Archiving link posts?

by Said Achmiz 1y8th Sep 20186 comments

56


Link rot is a huge problem. At the same time, many posts on Less Wrong—including some of the most important posts, which talk about important concepts or otherwise advance our collective knowledge and understanding—are link posts, which means that a non-trivial chunk of our content is hosted elsewhere—across a myriad other websites.

If Less Wrong means to be a repository of the rationality community’s canon, we must take seriously the fact that (as gwern’s research indicates) many or most of those externally-hosted pages will, in a few years, no longer be accessible.

I’ve taken the liberty of putting together a quick-and-dirty solution. This is a page that, when loaded, scrapes the external links (i.e., the link-post targets) from the front page of GreaterWrong, and automatically submits them to archive.is (after checking each link to see whether it’s already been submitted). A cronjob that loads the page daily ensures that as new link-posts are posted, they will automatically be captured and submitted to archive.is.

This solution does not currently have any way to scrape and submit links older than those which are on the front page today (2018-09-08). It is also not especially elegant.

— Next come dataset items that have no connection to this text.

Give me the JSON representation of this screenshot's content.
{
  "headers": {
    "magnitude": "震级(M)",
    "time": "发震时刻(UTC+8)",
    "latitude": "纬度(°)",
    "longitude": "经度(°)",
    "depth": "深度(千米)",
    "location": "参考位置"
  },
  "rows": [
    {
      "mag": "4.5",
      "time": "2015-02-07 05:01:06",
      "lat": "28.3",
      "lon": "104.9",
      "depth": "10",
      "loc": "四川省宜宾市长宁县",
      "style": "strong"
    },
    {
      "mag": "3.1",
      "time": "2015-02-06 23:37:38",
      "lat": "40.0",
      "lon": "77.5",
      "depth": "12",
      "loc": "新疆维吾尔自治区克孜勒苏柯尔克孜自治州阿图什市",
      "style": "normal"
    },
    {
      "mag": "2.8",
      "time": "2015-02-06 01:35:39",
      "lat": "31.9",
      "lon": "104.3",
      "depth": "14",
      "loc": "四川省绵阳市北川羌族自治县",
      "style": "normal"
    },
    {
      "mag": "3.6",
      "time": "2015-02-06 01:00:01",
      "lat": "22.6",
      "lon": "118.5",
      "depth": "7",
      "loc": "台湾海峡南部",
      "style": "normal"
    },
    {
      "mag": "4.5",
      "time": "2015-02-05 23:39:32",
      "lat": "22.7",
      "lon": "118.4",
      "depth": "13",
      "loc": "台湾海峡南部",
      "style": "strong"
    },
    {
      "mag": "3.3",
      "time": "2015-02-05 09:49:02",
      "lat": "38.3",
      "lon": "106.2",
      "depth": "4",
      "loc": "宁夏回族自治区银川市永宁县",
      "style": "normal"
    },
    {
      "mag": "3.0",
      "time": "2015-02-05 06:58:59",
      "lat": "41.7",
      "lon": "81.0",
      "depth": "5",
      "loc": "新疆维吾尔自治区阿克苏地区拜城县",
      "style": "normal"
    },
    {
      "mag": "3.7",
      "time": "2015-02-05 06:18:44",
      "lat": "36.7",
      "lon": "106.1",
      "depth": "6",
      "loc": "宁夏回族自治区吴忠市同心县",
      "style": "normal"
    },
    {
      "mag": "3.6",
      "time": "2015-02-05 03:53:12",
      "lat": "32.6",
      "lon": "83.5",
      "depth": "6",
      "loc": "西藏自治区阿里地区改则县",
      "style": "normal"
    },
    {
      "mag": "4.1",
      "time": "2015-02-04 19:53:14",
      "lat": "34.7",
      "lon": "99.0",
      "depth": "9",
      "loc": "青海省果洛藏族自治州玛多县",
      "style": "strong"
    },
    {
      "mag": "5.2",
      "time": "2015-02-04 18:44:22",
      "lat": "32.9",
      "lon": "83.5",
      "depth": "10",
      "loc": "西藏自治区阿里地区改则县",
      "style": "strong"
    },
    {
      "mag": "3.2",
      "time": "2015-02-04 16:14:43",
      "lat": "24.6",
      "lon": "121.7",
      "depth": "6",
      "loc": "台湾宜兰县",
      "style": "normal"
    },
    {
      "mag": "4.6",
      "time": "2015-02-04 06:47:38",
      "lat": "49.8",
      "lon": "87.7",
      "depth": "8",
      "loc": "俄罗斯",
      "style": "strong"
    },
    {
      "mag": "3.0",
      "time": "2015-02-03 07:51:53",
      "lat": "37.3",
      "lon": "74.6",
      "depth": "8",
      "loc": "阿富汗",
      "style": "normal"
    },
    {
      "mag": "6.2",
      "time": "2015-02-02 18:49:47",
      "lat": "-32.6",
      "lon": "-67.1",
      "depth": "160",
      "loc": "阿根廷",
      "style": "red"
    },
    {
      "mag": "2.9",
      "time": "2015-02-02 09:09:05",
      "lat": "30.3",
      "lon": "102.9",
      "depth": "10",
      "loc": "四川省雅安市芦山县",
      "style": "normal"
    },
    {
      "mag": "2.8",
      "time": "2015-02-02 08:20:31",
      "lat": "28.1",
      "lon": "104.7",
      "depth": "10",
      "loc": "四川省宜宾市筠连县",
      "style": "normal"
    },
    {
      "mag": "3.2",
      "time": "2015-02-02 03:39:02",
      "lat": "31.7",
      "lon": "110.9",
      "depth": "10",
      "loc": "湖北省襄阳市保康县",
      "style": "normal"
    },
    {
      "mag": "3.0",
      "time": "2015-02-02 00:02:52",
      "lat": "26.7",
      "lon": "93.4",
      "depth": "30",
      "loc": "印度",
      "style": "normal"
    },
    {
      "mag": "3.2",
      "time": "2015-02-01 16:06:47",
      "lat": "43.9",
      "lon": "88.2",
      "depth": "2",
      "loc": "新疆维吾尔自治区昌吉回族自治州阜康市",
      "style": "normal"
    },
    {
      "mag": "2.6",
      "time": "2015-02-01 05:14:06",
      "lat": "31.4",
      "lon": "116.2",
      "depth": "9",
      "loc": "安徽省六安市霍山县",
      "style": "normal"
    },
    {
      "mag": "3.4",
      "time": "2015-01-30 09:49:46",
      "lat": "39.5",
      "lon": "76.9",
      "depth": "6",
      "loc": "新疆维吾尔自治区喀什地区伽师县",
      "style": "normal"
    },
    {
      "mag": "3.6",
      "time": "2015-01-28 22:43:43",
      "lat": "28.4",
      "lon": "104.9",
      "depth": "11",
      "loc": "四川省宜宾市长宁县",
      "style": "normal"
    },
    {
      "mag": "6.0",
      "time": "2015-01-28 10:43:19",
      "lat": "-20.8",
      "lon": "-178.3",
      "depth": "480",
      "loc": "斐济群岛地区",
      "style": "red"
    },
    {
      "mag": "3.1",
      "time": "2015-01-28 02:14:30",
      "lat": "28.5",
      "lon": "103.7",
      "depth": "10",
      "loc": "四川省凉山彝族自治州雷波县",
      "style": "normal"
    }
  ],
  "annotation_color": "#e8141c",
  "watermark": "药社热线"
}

It may be advisable to implement automatic link-post archiving as a feature of Less Wrong itself. (Programmatically submitting URLs to archive.is is extremely simple. You send a POST request to http://archive.is/submit/, with a single field, url, with the URL as its value. The URL of the archived content will then—after some time, as archiving is not instantaneous—be accessible via http://archive.is/timegate/[the complete original URL].)